We have a Dell server that is 4 of it's 1GB network ports going into a switch and I'm not sure of the best way to get the best speed.

When I create a team I bundle the 4 ports on the Dell server together, but the options I have are:

  • General Trunking (FEC/GEC)/802.3ad-Draft Static
  • Link Aggregation (802.3ad)
  • SLB (Auto-Fallback Disbable)

Which one is best and would I create just a normal trunk on the Cisco end or let the software on the Dell do the work and have the ports as normall access ports on the Switch?

Thanks

6 Replies 6

rais
Level 7
Level 7

NIC teaming is usually for connecting a host to multiple switches. In addition, it requires two interfaces to be teamed. One stays active, one standby. So may be you can bundle two interfaces in 802.3ad and create two logical interfaces and team them.

Alternatively, you could just bundle all 4 as one big pipe and not use teaming.

devils_advocate
Level 7
Level 7

Personally I would go with 802.3ad link aggregation as this will allow all 4 ports to be bundled together to form an etherchannel giving you 4Gb of throughput and resiliency if one link were to fail. Any form of teames/bundled connection would need config on the switch as well.

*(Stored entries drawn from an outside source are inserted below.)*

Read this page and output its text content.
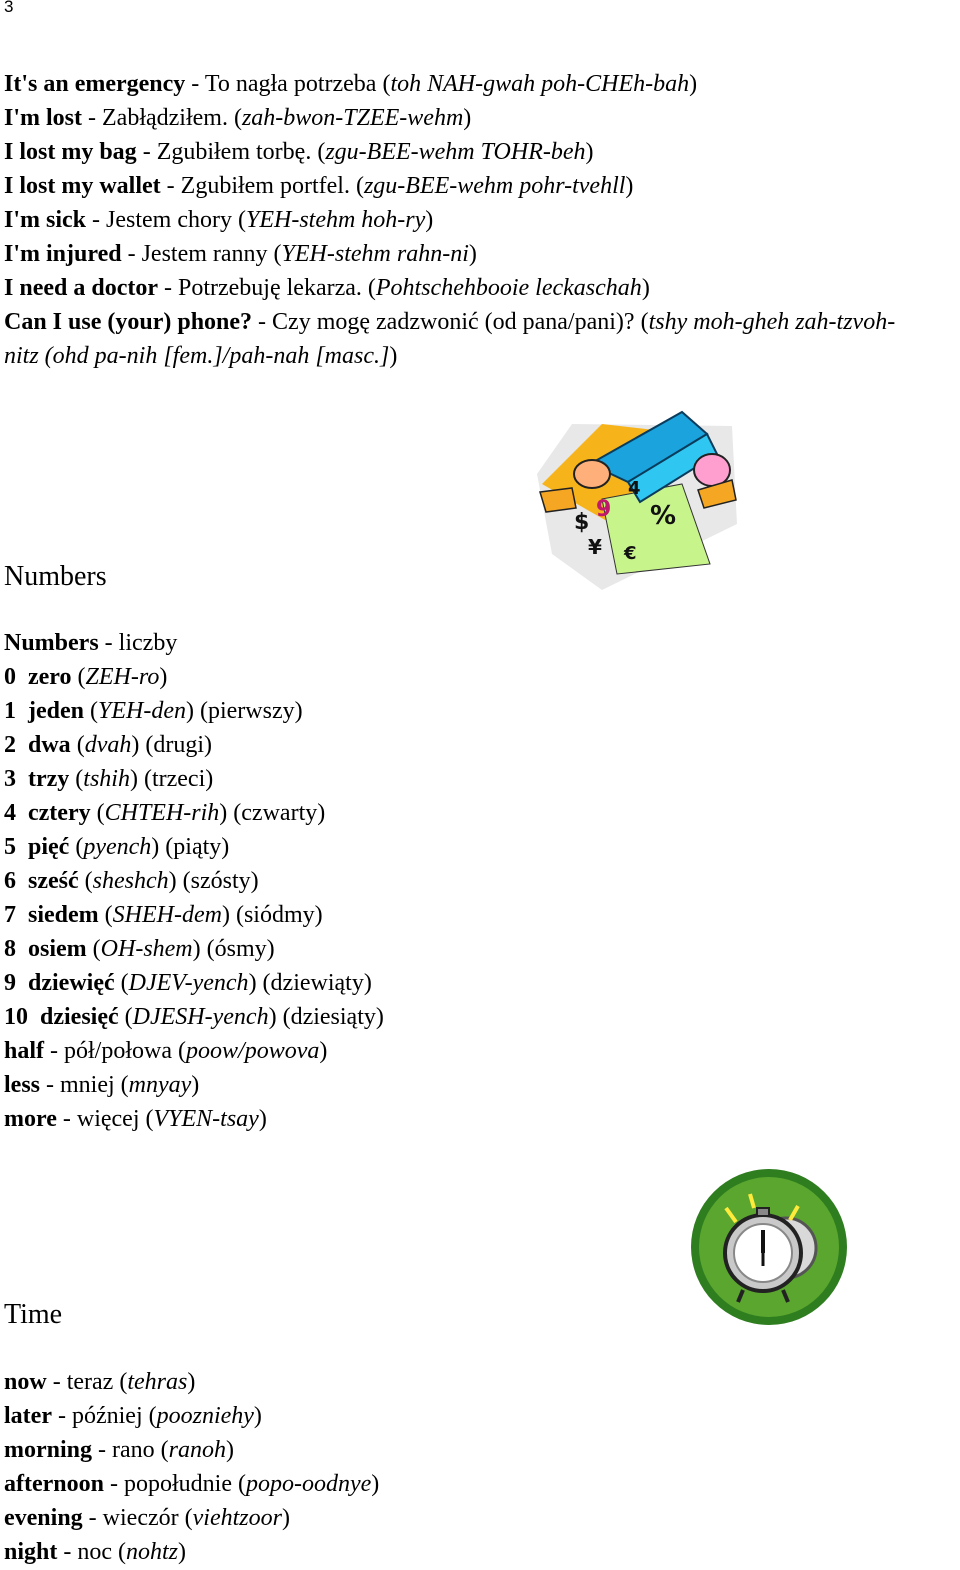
3
It's an emergency - To nagła potrzeba (toh NAH-gwah poh-CHEh-bah)
I'm lost - Zabłądziłem. (zah-bwon-TZEE-wehm)
I lost my bag - Zgubiłem torbę. (zgu-BEE-wehm TOHR-beh)
I lost my wallet - Zgubiłem portfel. (zgu-BEE-wehm pohr-tvehll)
I'm sick - Jestem chory (YEH-stehm hoh-ry)
I'm injured - Jestem ranny (YEH-stehm rahn-ni)
I need a doctor - Potrzebuję lekarza. (Pohtschehbooie leckaschah)
Can I use (your) phone? - Czy mogę zadzwonić (od pana/pani)? (tshy moh-gheh zah-tzvoh-
nitz (ohd pa-nih [fem.]/pah-nah [masc.])
$
¥ €
%
9
4
Numbers
Numbers - liczby
0 zero (ZEH-ro)
1 jeden (YEH-den) (pierwszy)
2 dwa (dvah) (drugi)
3 trzy (tshih) (trzeci)
4 cztery (CHTEH-rih) (czwarty)
5 pięć (pyench) (piąty)
6 sześć (sheshch) (szósty)
7 siedem (SHEH-dem) (siódmy)
8 osiem (OH-shem) (ósmy)
9 dziewięć (DJEV-yench) (dziewiąty)
10 dziesięć (DJESH-yench) (dziesiąty)
half - pół/połowa (poow/powova)
less - mniej (mnyay)
more - więcej (VYEN-tsay)
Time
now - teraz (tehras)
later - później (poozniehy)
morning - rano (ranoh)
afternoon - popołudnie (popo-oodnye)
evening - wieczór (viehtzoor)
night - noc (nohtz)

Having used 'teaming' in the past, I am really not a fan and much prefer link aggregation.

Deciding whether its a trunk or an access port from a switch perspective would depend on whether you need to pass traffic from multiple Vlans to the Dell. If the server will be hosting virtual machines which need to be in different subnets then he physical link should be a trunk.

The server is our backup server.  The thing is we have 2 stacks of Cisco switches so I guess I would need to put all 4 ports in one stack or 2 in each and create an etherchannel from both?

Assuming the switches are an actual 'Stack' in that they are connected by the Stacking cables then you can plug two interfaces into one switch and two into another and create a single etherchannel which will bond all 4 links together for 4Gb of throughput

Thanks

Andy White
Level 3
Level 3

Sorry by bad explanation, we have 2 stacks of switches with 4 switches in each,  the 2 stacks are separate from each other and both connect to our core switches.  So I I guess 1 etherchannel is not possible and I will need to create 2, 1 in each stack.   Use LACP on the etherchannel and on the Dell Broadcom nic?

Depends on what you are trying to achieve.

As you mentioned, you can't create an Etherchannel between switch stacks but you can split the physical ports between switches in the same stack and make them part of the same etherchannel.

Assuming you want 4 physical interfaces that can be bundled into a single LACP portchannel then you would make sure all physical interfaces are plugged into the same stack. How you do this is up to you, for best resiliency in a 4switch stack, you could plug a physical interface into each switch and then bundle all those ports together into 1 etherchannel.

Do you just need the server to have a single IP address?

Will it be hosting any devices (such as virtual machines) which also have an IP address?